Ho conosciuto Rupnik nel ’90, invitato ad un convegno del settore giovani dell’Azione Cattolica nazionale a Roma. All’epoca, già laureata in psicologia, continuavo la formazione in psicoterapia familiare. Ero stata molto coinvolta nella mia diocesi (Taranto) nel settore giovani dell’Azione Cattolica. Tra vita in diocesi e passione per la mia (futura) professione, mi chiedevo, ormai da qualche anno, come vivere più in pienezza la mia vita. Dopo il Congresso in cui Rupnik era stato invitato da Maria Campatelli a parlare della sua esperienza di “riconciliazione” che stava portando avanti al Centro pastorale Stella Matutina di Gorizia, lei stessa continuò a mantenere contatti con lui. E mesi dopo, durante l’estate, io e alcuni collaboratori del settore giovani fummo invitati a fare la prima settimana degli esercizi spirituali ignaziani.
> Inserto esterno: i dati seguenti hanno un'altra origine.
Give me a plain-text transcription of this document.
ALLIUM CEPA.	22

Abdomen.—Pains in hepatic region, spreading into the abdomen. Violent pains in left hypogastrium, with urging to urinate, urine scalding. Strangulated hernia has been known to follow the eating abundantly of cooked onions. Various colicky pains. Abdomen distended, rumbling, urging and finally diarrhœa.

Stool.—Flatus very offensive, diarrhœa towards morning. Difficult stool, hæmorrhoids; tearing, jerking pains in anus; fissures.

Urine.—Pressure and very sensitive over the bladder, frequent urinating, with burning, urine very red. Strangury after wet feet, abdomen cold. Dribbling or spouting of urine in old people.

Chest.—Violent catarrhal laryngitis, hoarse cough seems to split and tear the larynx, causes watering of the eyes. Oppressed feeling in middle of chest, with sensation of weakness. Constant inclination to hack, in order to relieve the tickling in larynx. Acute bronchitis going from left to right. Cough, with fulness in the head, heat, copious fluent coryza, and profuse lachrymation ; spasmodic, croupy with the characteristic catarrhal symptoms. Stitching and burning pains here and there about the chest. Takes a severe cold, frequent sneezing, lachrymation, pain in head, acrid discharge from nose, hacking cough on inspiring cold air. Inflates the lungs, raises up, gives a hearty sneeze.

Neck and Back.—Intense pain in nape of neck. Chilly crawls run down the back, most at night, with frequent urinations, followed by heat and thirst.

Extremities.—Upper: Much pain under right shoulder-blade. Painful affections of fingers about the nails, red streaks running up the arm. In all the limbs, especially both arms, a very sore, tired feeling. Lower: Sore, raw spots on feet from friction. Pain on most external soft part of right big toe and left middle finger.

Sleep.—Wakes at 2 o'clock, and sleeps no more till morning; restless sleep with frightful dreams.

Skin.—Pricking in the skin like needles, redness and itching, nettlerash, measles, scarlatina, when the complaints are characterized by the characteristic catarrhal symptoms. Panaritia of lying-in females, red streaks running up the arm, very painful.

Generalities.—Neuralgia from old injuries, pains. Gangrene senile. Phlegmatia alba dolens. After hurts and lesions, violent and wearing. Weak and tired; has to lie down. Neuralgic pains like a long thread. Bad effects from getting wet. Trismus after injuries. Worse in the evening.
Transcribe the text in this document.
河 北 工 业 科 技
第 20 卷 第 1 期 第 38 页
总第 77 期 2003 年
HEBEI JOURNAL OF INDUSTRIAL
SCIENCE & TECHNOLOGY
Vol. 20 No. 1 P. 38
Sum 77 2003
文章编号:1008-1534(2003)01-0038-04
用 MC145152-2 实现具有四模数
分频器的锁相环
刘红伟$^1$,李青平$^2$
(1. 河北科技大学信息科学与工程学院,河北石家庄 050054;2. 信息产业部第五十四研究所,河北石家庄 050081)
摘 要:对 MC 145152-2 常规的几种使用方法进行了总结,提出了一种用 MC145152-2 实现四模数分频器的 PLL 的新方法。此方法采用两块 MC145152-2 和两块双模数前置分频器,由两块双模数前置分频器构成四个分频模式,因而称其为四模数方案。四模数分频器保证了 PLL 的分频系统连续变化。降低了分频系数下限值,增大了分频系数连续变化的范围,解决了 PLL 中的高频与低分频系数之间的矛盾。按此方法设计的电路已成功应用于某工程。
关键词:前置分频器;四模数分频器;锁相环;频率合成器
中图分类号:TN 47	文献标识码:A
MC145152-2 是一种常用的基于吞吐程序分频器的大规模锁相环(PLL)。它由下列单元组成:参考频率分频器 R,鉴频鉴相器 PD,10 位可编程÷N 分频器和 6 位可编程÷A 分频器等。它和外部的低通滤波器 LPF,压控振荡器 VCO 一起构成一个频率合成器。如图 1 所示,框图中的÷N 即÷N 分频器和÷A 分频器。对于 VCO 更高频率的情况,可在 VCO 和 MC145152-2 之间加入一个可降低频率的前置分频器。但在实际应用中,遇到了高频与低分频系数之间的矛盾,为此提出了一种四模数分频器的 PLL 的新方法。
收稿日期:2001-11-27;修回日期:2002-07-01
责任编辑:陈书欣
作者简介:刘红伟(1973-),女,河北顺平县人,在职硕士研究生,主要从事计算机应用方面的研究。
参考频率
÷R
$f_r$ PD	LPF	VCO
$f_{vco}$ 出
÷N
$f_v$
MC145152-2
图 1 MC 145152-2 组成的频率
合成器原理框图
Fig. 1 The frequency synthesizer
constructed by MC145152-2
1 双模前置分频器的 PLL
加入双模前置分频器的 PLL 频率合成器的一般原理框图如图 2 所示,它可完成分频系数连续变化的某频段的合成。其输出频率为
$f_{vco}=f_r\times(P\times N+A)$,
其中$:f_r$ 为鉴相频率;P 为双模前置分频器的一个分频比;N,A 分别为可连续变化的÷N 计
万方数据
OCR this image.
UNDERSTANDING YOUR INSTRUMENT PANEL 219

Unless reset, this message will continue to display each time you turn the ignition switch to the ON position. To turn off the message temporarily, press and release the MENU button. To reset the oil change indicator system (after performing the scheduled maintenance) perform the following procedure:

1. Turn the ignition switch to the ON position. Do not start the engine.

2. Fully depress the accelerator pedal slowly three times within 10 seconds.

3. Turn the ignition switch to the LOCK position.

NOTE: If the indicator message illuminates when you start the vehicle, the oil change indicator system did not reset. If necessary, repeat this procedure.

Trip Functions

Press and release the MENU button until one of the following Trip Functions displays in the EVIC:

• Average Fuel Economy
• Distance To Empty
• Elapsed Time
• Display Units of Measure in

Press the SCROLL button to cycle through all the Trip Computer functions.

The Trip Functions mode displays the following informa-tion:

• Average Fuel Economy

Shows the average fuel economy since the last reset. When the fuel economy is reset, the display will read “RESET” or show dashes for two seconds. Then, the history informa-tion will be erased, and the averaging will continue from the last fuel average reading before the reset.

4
Lì cominciò subito la “pubblicità” di Rupnik sulla comunità ancora in formazione, la futura Comunità Loyola. Dopo pochi mesi, sia io che Campatelli avevamo conosciuto Ivanka e alcune altre sorelle; decidemmo di entrare nella comunità. Ad agosto del ’91 io avevo già lasciato il lavoro ed ero in Slovenia per iniziare il noviziato.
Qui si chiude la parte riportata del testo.